There are two types of risk management – practices focused on external stakeholders; and risk management based on decision-making within the organisation, writes Alex Sidorenko, chief executive of Risk Academy

Alex Sidorenko

For a long time, I naively thought that by doing good risk management all the key stakeholders would be satisfied, but the reality is, different stakeholders want completely different things. There is risk management 1 – risk management for external stakeholders (Board, auditors, regulators, government, credit rating agencies, insurance companies and banks) and risk management 2 – risk management for the decision makers inside the company.

In this article, I would argue RM1 and RM2 are totally different.

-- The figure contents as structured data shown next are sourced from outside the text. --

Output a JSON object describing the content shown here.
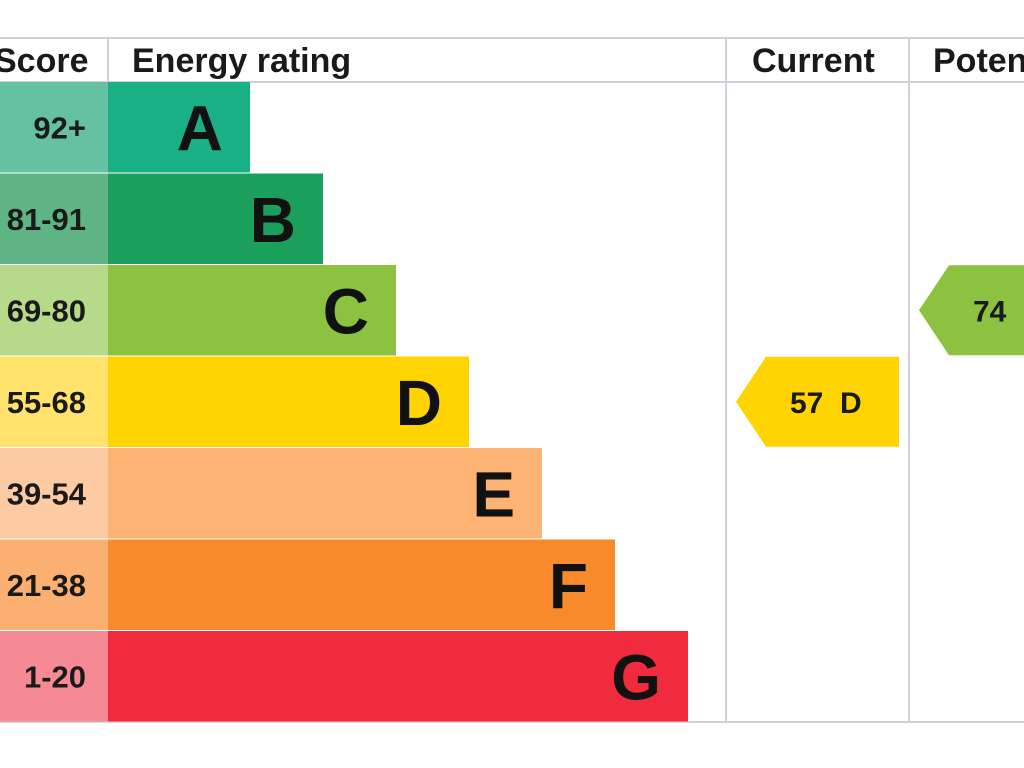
{
  "headers": {
    "score": "Score",
    "rating": "Energy rating",
    "current": "Current",
    "potential": "Poten"
  },
  "chart_data": {
    "type": "bar",
    "bands": [
      {
        "letter": "A",
        "range": "92+",
        "color": "#19b085",
        "score_bg": "#66c1a2",
        "upper": 100
      },
      {
        "letter": "B",
        "range": "81-91",
        "color": "#1aa05c",
        "score_bg": "#5fb485",
        "upper": 91
      },
      {
        "letter": "C",
        "range": "69-80",
        "color": "#8cc23f",
        "score_bg": "#b7d98a",
        "upper": 80
      },
      {
        "letter": "D",
        "range": "55-68",
        "color": "#ffd400",
        "score_bg": "#ffe36c",
        "upper": 68
      },
      {
        "letter": "E",
        "range": "39-54",
        "color": "#fcb373",
        "score_bg": "#fdcba3",
        "upper": 54
      },
      {
        "letter": "F",
        "range": "21-38",
        "color": "#f98a2b",
        "score_bg": "#fbb072",
        "upper": 38
      },
      {
        "letter": "G",
        "range": "1-20",
        "color": "#ef2b3d",
        "score_bg": "#f58a94",
        "upper": 20
      }
    ],
    "current": {
      "value": 57,
      "band": "D",
      "label": "57  D",
      "color": "#ffd400"
    },
    "potential": {
      "value": 74,
      "band": "C",
      "label": "74",
      "color": "#8cc23f"
    }
  }
}
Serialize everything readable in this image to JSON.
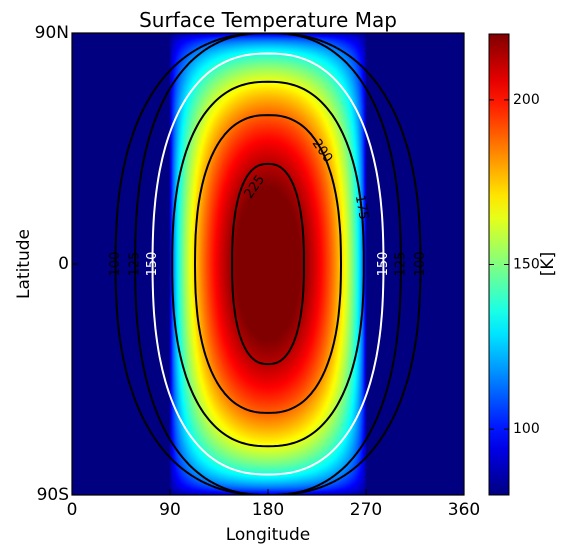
{
  "chart_data": {
    "type": "heatmap",
    "title": "Surface Temperature Map",
    "xlabel": "Longitude",
    "ylabel": "Latitude",
    "colorbar_label": "[K]",
    "xlim": [
      0,
      360
    ],
    "ylim": [
      -90,
      90
    ],
    "x_ticks": [
      {
        "value": 0,
        "label": "0"
      },
      {
        "value": 90,
        "label": "90"
      },
      {
        "value": 180,
        "label": "180"
      },
      {
        "value": 270,
        "label": "270"
      },
      {
        "value": 360,
        "label": "360"
      }
    ],
    "y_ticks": [
      {
        "value": 90,
        "label": "90N"
      },
      {
        "value": 0,
        "label": "0"
      },
      {
        "value": -90,
        "label": "90S"
      }
    ],
    "colorbar_range": [
      80,
      220
    ],
    "colorbar_ticks": [
      {
        "value": 100,
        "label": "100"
      },
      {
        "value": 150,
        "label": "150"
      },
      {
        "value": 200,
        "label": "200"
      }
    ],
    "colormap": "jet",
    "hotspot": {
      "lon": 180,
      "lat": 0,
      "max_temp": 230,
      "min_temp": 80
    },
    "contour_levels": [
      100,
      125,
      150,
      175,
      200,
      225
    ],
    "contours": [
      {
        "level": 100,
        "label": "100",
        "color": "#000000",
        "half_width_lon": 140,
        "lat_extent": 90
      },
      {
        "level": 125,
        "label": "125",
        "color": "#000000",
        "half_width_lon": 122,
        "lat_extent": 90
      },
      {
        "level": 150,
        "label": "150",
        "color": "#ffffff",
        "half_width_lon": 106,
        "lat_extent": 82
      },
      {
        "level": 175,
        "label": "175",
        "color": "#000000",
        "half_width_lon": 88,
        "lat_extent": 71
      },
      {
        "level": 200,
        "label": "200",
        "color": "#000000",
        "half_width_lon": 67,
        "lat_extent": 58
      },
      {
        "level": 225,
        "label": "225",
        "color": "#000000",
        "half_width_lon": 33,
        "lat_extent": 39
      }
    ]
  }
}
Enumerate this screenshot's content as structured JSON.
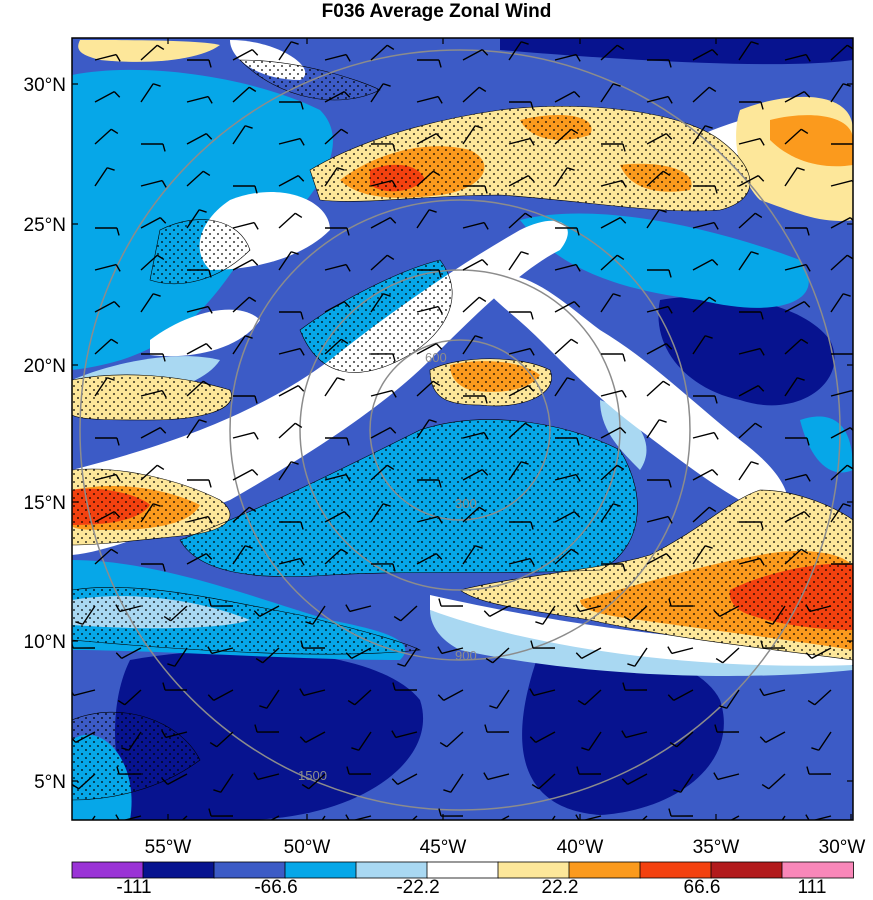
{
  "title": "F036 Average Zonal Wind",
  "lat_labels": [
    "30°N",
    "25°N",
    "20°N",
    "15°N",
    "10°N",
    "5°N"
  ],
  "lon_labels": [
    "55°W",
    "50°W",
    "45°W",
    "40°W",
    "35°W",
    "30°W"
  ],
  "colorbar": {
    "colors": [
      "#9a33d6",
      "#07138f",
      "#3c5bc6",
      "#06a7e8",
      "#a9d8f2",
      "#ffffff",
      "#fde79a",
      "#fb9a1d",
      "#f3410f",
      "#b21a1c",
      "#f987b9"
    ],
    "tick_labels": [
      "-111",
      "-66.6",
      "-22.2",
      "22.2",
      "66.6",
      "111"
    ]
  },
  "range_ring_labels": [
    "300",
    "600",
    "900",
    "1500"
  ]
}
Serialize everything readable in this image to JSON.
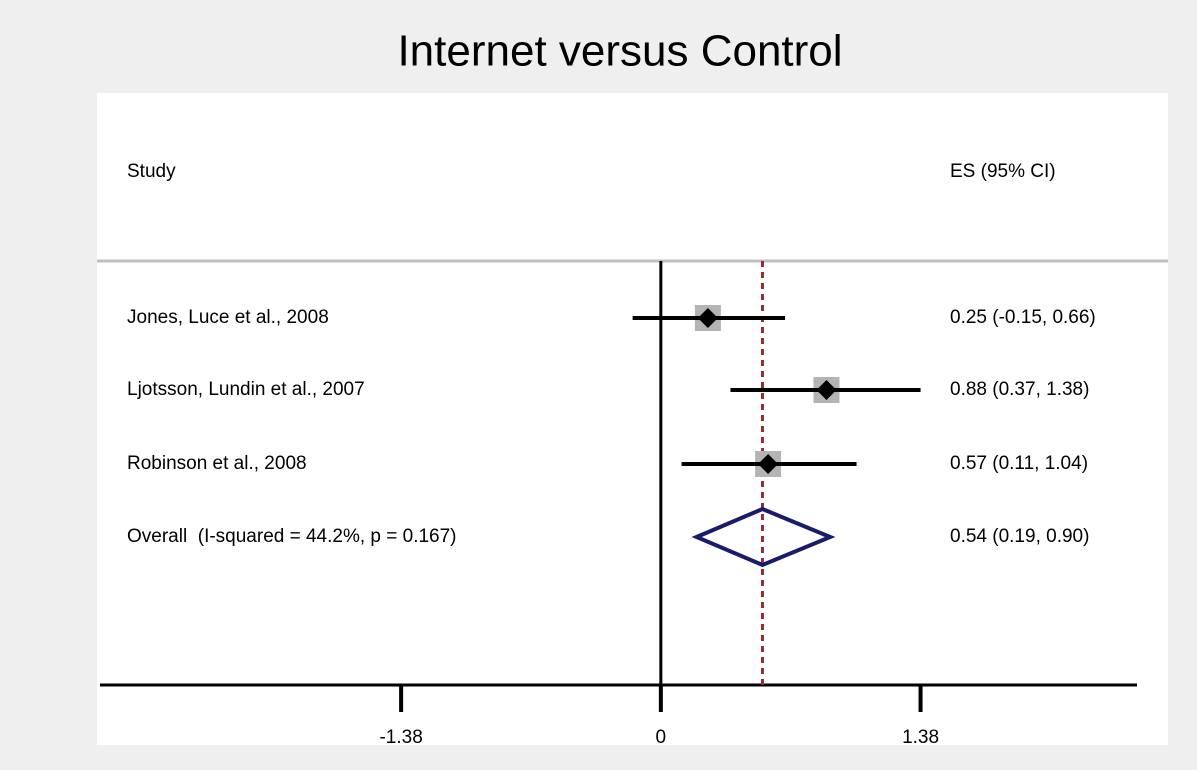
{
  "chart_data": {
    "type": "forest",
    "title": "Internet versus Control",
    "study_header": "Study",
    "es_header": "ES (95% CI)",
    "categories": [
      "Jones, Luce et al., 2008",
      "Ljotsson, Lundin et al., 2007",
      "Robinson et al., 2008"
    ],
    "values": [
      0.25,
      0.88,
      0.57
    ],
    "lower": [
      -0.15,
      0.37,
      0.11
    ],
    "upper": [
      0.66,
      1.38,
      1.04
    ],
    "value_labels": [
      "0.25 (-0.15, 0.66)",
      "0.88 (0.37, 1.38)",
      "0.57 (0.11, 1.04)"
    ],
    "overall": {
      "name": "Overall  (I-squared = 44.2%, p = 0.167)",
      "value": 0.54,
      "lower": 0.19,
      "upper": 0.9,
      "value_label": "0.54 (0.19, 0.90)"
    },
    "xlim": [
      -2.98,
      2.53
    ],
    "xticks": [
      -1.38,
      0,
      1.38
    ],
    "box_color": "#b4b4b4",
    "diamond_color": "#1b1b6b",
    "overall_line_color": "#8e2f3a"
  }
}
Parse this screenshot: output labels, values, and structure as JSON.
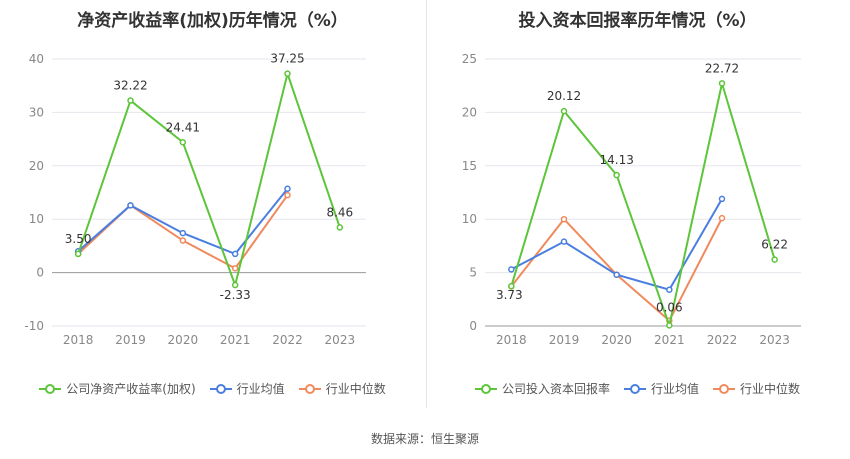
{
  "source": "数据来源：恒生聚源",
  "chart_data": [
    {
      "type": "line",
      "title": "净资产收益率(加权)历年情况（%）",
      "categories": [
        "2018",
        "2019",
        "2020",
        "2021",
        "2022",
        "2023"
      ],
      "ylim": [
        -10,
        40
      ],
      "yticks": [
        -10,
        0,
        10,
        20,
        30,
        40
      ],
      "grid": true,
      "legend_position": "bottom",
      "series": [
        {
          "name": "公司净资产收益率(加权)",
          "color": "#5cc53a",
          "values": [
            3.5,
            32.22,
            24.41,
            -2.33,
            37.25,
            8.46
          ],
          "labels": [
            "3.50",
            "32.22",
            "24.41",
            "-2.33",
            "37.25",
            "8.46"
          ]
        },
        {
          "name": "行业均值",
          "color": "#4a7fe0",
          "values": [
            4.0,
            12.6,
            7.4,
            3.5,
            15.7,
            null
          ]
        },
        {
          "name": "行业中位数",
          "color": "#f08a5d",
          "values": [
            3.5,
            12.6,
            6.0,
            0.8,
            14.5,
            null
          ]
        }
      ]
    },
    {
      "type": "line",
      "title": "投入资本回报率历年情况（%）",
      "categories": [
        "2018",
        "2019",
        "2020",
        "2021",
        "2022",
        "2023"
      ],
      "ylim": [
        0,
        25
      ],
      "yticks": [
        0,
        5,
        10,
        15,
        20,
        25
      ],
      "grid": true,
      "legend_position": "bottom",
      "series": [
        {
          "name": "公司投入资本回报率",
          "color": "#5cc53a",
          "values": [
            3.73,
            20.12,
            14.13,
            0.06,
            22.72,
            6.22
          ],
          "labels": [
            "3.73",
            "20.12",
            "14.13",
            "0.06",
            "22.72",
            "6.22"
          ]
        },
        {
          "name": "行业均值",
          "color": "#4a7fe0",
          "values": [
            5.3,
            7.9,
            4.8,
            3.4,
            11.9,
            null
          ]
        },
        {
          "name": "行业中位数",
          "color": "#f08a5d",
          "values": [
            3.7,
            10.0,
            4.8,
            0.5,
            10.1,
            null
          ]
        }
      ]
    }
  ]
}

Note, however, the matrix reference is used quite loosely because it’s not really a choice between RM1 and RM2. Both need to be done, unfortunately, because regulators, banks and most external stakeholders still expect all the wrong things. It is rather a choice about how much time should be allocated to each. My rule of thumb is 10% to RM1 and 90% to RM2, but this is pretty much the opposite of how many businesses operate today. Ironically, they argue, that RM1 takes up so much time, that no time left for RM2, even though they supposedly want to. This is simply not true.

The best way to illustrate my point is to group common risk management activities into 2 types and show how significant time can be saved on RM1 to be reallocated to RM2.

Risk appetite

I have written a lot about risk appetite here, here and here. The bottom line is, no separate risk appetite statements are necessary because all the limits are already contained in board level policies. And if the regulator or an auditor or a board member insists on having one, either show how stupid the request is or just do one yourself by copy-pasting from existing policies and linking to strategic objectives. Don’t waste business’s time on interviews, discussions and consultations, it’s copy-pasting.

What if existing policies don’t have all or some limits? Then update existing policies, having a separate risk appetite statements is still RM1. Risk appetite statements duplicating existing policies hardly help the decision makers.

Risk management framework*

I have a video on the topic here as well as an article describing a better way. RM1 is to have a framework document, RM2 is to integrate elements of risk management into key existing policies, procedures, manuals. Risk management roles and responsibilities can also move from the framework document to position descriptions and committee charters.

* I am talking about a document called framework or manual or procedure, etc., not the risk management framework in the ISO31000 sense.

Enterprise-wide risk register

Enterprise-wide risk registers are quite common but are so RM1. On so many levels too. Can you even imagine an auditor who would not automatically ask for a risk register? Some particularly bad auditors may even ask for a risk and opportunity register. There really seems to be no limit to stupidity nowadays.

Centralised, company-wide risk registers don’t help decision makers make decisions. It’s also completely naive to think a single consolidated methodology and risk criteria are capable of addressing the whole universe of risks faced by an organisation. In fact, organisations that switched to RM2 have discovered that different decisions require different risk analysis methodologies and different criteria.

Using qualitative risk analysis techniques is also RM1, as they don’t provide enough insights for the decision makers.

More information is available here.

Surprisingly, updating a quarterly risk reports is also RM1. It doesn’t help decision makers. The decision makers need risk information put in the context, next to the performance information, inside the normal management performance reporting linked to how risks affect the achievement of objectives.

More information is available here and here.

Key risk indicators

Even having key risk indicators is potentially RM1, because why would you create separate indicators for risks outside of the typical performance management cycle, when you can just expand the existing KPIs to cover whatever risks you feel are important. There is even a name for it, leading indicators, and they existed long before risk managers came up with KRIs.

Also, why waste time tracking and monitoring them, just let the business unit responsible for performance management deal with it like they do for all the other KPIs.

More information can be found here.

Risk management committee

Ok, technically speaking having a separate management Risk Committee (not to be confused with a Board risk committee) is RM1. But for some reason, it has a huge positive impact on the overall culture, so I kept it. Risk management committee is both RM1 and RM2.

What else is RM1? 3 lines of defence, risk owners, risk mitigation plans, disclosure in the annual reports, risk management benchmarking and many other things.